Still, analysts also noted that the policymakers have not raised rates in a year, and Federal Reserve Chair Jerome Powell said in June that the central bank's next move mostly will be a reduction in borrowing costs. This could ease pressure on banks' deposit costs, helping to stem the tide of NIM contraction that spanned all of 2023 and through the first quarter of this year.

U.S. banks with assets under $10 billion reported that margins on average narrowed from 3.45% in the first quarter of last year to 3.15% a year later, according to S&P Global Market Intelligence data.

"Even as the market waits for the Federal Reserve to pivot to lower rates, most banks remain in a battle for deposits as rates remain higher for longer and regulators encourage banks to maintain liquidity. That continued focus on deposits will lead to additional margin pressure for community banks in 2024," said Nathan Stovall, director of financial institutions research at S&P Global Market Intelligence. 

He also said more banks were likely to report loan charge-offs for the second quarter. Adjustable-rate loans that reset to higher interest rates tend to challenge more customers' ability to make loan payments.

Net charge-offs at U.S. banks totaled $20.3 billion in the first quarter, up 63% from a year earlier. Charge-offs as a percentage of average loans were 0.66%, 15 basis points higher than the prior year's first quarter, according to S&P Global.

Due to the impacts of enduring remote work trends on urban office properties and neighboring retail and multifamily properties, commercial real estate credits continue to attract concern. CRE loans' charge-off rate clocked in at 0.27% in the first quarter, 18 basis points higher than the 2023 first quarter.

"Regulators remain focused on banks' CRE exposure levels," and "there seems to be a desire for these concentrations to be worked down," said Stephen Scouten, a Piper Sandler analyst.

Banks of all sizes, from the $3 billion-asset Northeast Bank in Portland, Maine, to the nearly $2 trillion-asset Wells Fargo in San Francisco ramped up reserves in recent quarters to guard against possible CRE losses, including office properties. 

However, while uneven, overall operating conditions remain positive. The U.S. economy expanded at an annual rate of 1.3% in the first quarter after advancing 3.4% in the final quarter of 2023, according to the Bureau of Economic Analysis. The Atlanta Federal Reserve Bank estimated second-quarter growth of about 3%.

At the same time, the rate of inflation slowed from a peak above 9% in 2022 in the aftermath of the pandemic and Russia's invasion of Ukraine to lows near 3% this year. The Fed is targeting a 2% rate, but Powell said the Fed's efforts to tame inflation with rate hikes appeared to work without crippling the economy or badly wounding banks' balance sheets.

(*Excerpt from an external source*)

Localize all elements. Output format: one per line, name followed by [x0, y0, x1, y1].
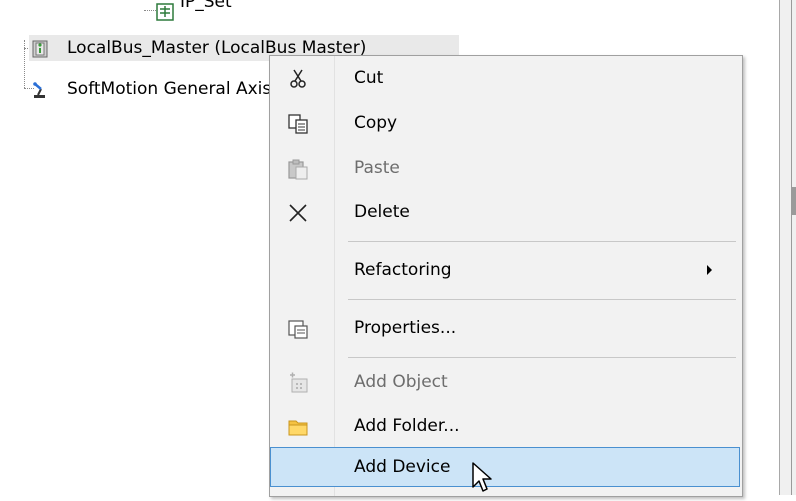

That assessment aligns with a new American Bankers Association's Economic Advisory Committee outlook, released last week. The committee, composed of bank economists, is optimistic about the outlook for business credit and the prospect of a soft landing for the U.S. economy over the next six months, though it anticipates consumer loan losses to tick up through the end of 2024. The committee also expects the Fed to cut interest rates at least once before the end of the year.

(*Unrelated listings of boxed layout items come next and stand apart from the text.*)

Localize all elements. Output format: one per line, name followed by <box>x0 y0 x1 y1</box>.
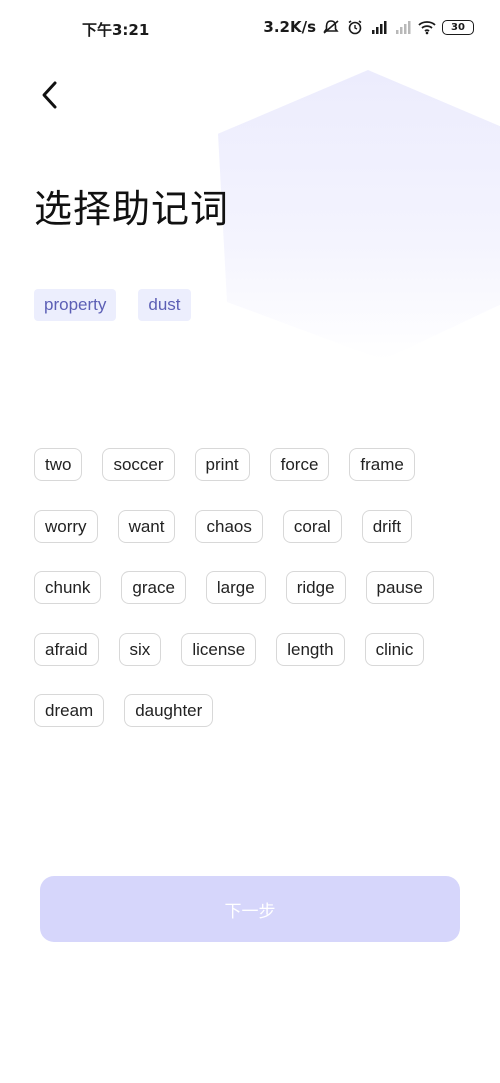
chevron-left-icon <box>42 81 57 109</box>
status-icons: 3.2K/s 30 <box>263 18 474 36</box>
word-option-chip[interactable]: grace <box>121 571 186 604</box>
word-option-chip[interactable]: drift <box>361 510 413 543</box>
word-option-chip[interactable]: six <box>118 633 162 666</box>
back-button[interactable] <box>30 74 70 116</box>
word-option-chip[interactable]: two <box>34 448 83 481</box>
word-row-4: afraid six license length clinic <box>34 633 425 666</box>
word-option-chip[interactable]: chaos <box>195 510 263 543</box>
net-speed: 3.2K/s <box>263 18 316 36</box>
word-option-chip[interactable]: chunk <box>34 571 102 604</box>
selected-word-chip[interactable]: dust <box>138 289 191 321</box>
word-option-chip[interactable]: frame <box>349 448 415 481</box>
page-title: 选择助记词 <box>34 187 230 231</box>
battery-icon: 30 <box>442 19 474 35</box>
signal-icon <box>394 19 412 35</box>
status-bar: 下午3:21 3.2K/s 30 <box>0 0 500 58</box>
word-option-chip[interactable]: soccer <box>102 448 175 481</box>
word-row-2: worry want chaos coral drift <box>34 510 413 543</box>
selected-words-area: property dust <box>34 289 191 321</box>
word-option-chip[interactable]: want <box>117 510 176 543</box>
word-option-chip[interactable]: afraid <box>34 633 99 666</box>
mute-icon <box>322 19 340 35</box>
word-option-chip[interactable]: length <box>276 633 345 666</box>
selected-word-chip[interactable]: property <box>34 289 117 321</box>
word-option-chip[interactable]: coral <box>282 510 342 543</box>
next-button[interactable]: 下一步 <box>40 876 460 942</box>
wifi-icon <box>418 19 436 35</box>
word-option-chip[interactable]: large <box>205 571 266 604</box>
word-option-chip[interactable]: ridge <box>285 571 346 604</box>
word-option-chip[interactable]: clinic <box>364 633 425 666</box>
word-option-chip[interactable]: force <box>269 448 330 481</box>
status-time: 下午3:21 <box>82 21 150 39</box>
word-option-chip[interactable]: print <box>194 448 250 481</box>
word-row-5: dream daughter <box>34 694 214 727</box>
background-decoration <box>218 70 500 360</box>
word-option-chip[interactable]: license <box>181 633 257 666</box>
word-row-1: two soccer print force frame <box>34 448 415 481</box>
word-option-chip[interactable]: worry <box>34 510 98 543</box>
word-row-3: chunk grace large ridge pause <box>34 571 434 604</box>
hd-signal-icon <box>370 19 388 35</box>
alarm-icon <box>346 19 364 35</box>
word-option-chip[interactable]: dream <box>34 694 105 727</box>
word-option-chip[interactable]: pause <box>365 571 434 604</box>
word-option-chip[interactable]: daughter <box>124 694 214 727</box>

The outlook "is consistent with an economy that is growing slowly but sustainably," said ABA Chief Economist Sayee Srinivasan. "While it is too soon to declare victory, the Federal Reserve has thus far managed to lower inflation without undermining the labor market — no easy feat. Still, businesses remain cautious about making new capital investments, and consumer financial stress remains a key factor to watch."

D.A. Davidson's bank analysts team said in a report that "credit concerns seem overblown."

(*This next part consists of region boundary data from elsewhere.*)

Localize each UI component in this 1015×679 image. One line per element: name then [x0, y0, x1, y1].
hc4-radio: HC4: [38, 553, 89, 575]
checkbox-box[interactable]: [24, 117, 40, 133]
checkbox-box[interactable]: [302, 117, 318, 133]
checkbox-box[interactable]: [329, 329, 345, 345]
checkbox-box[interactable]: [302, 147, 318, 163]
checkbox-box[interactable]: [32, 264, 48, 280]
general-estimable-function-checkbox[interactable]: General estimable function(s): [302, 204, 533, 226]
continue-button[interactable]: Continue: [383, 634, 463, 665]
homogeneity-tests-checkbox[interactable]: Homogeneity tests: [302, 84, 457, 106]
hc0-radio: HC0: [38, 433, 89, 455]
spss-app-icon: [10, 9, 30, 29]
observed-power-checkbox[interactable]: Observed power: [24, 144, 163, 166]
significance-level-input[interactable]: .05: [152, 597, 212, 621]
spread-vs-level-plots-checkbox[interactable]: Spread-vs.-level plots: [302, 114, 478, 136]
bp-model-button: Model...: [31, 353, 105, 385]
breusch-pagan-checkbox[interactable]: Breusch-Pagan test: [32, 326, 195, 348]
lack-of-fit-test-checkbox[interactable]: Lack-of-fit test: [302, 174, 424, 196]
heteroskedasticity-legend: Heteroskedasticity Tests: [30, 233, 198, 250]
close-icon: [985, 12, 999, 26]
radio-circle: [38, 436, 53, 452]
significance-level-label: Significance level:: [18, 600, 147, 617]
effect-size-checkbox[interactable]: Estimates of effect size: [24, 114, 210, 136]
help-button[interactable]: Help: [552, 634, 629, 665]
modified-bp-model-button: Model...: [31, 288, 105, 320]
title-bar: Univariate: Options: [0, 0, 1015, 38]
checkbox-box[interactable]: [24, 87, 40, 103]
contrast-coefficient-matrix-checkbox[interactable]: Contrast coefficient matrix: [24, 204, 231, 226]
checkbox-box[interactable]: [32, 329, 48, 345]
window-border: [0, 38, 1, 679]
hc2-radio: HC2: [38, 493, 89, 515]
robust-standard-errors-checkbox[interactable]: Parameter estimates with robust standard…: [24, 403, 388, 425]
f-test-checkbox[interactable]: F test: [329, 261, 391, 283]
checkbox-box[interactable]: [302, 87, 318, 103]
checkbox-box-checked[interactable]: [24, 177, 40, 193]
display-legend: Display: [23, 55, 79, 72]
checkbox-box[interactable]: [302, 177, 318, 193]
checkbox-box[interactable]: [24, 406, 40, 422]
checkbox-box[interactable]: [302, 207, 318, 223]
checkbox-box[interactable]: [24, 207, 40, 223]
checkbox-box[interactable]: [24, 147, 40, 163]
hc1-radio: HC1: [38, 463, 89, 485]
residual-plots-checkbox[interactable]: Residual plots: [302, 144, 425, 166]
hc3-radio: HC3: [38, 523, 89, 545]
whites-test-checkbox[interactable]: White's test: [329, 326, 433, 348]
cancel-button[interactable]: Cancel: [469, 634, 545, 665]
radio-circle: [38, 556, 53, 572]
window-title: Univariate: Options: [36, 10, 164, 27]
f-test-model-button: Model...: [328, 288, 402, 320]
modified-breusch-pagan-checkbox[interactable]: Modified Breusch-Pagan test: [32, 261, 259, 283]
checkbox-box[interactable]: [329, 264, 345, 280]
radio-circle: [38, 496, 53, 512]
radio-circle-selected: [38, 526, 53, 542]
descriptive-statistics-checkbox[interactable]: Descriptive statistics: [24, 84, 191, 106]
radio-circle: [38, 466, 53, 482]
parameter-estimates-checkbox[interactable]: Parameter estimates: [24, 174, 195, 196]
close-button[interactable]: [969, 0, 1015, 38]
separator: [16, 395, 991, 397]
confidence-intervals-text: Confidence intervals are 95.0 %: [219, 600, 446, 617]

They said that, based on bankers' commentary at recent investor conferences and "our catch-up calls with management teams," the second-quarter credit outlook is "fairly stable," though could project a "modest" increase in charge-offs over the second half of the year and then peak early in 2025.

"The biggest risk to our forecast," the Davidson analysts said, "is the Fed waits too long to cut rates and the economy goes into a mild recession, leading to higher credit costs."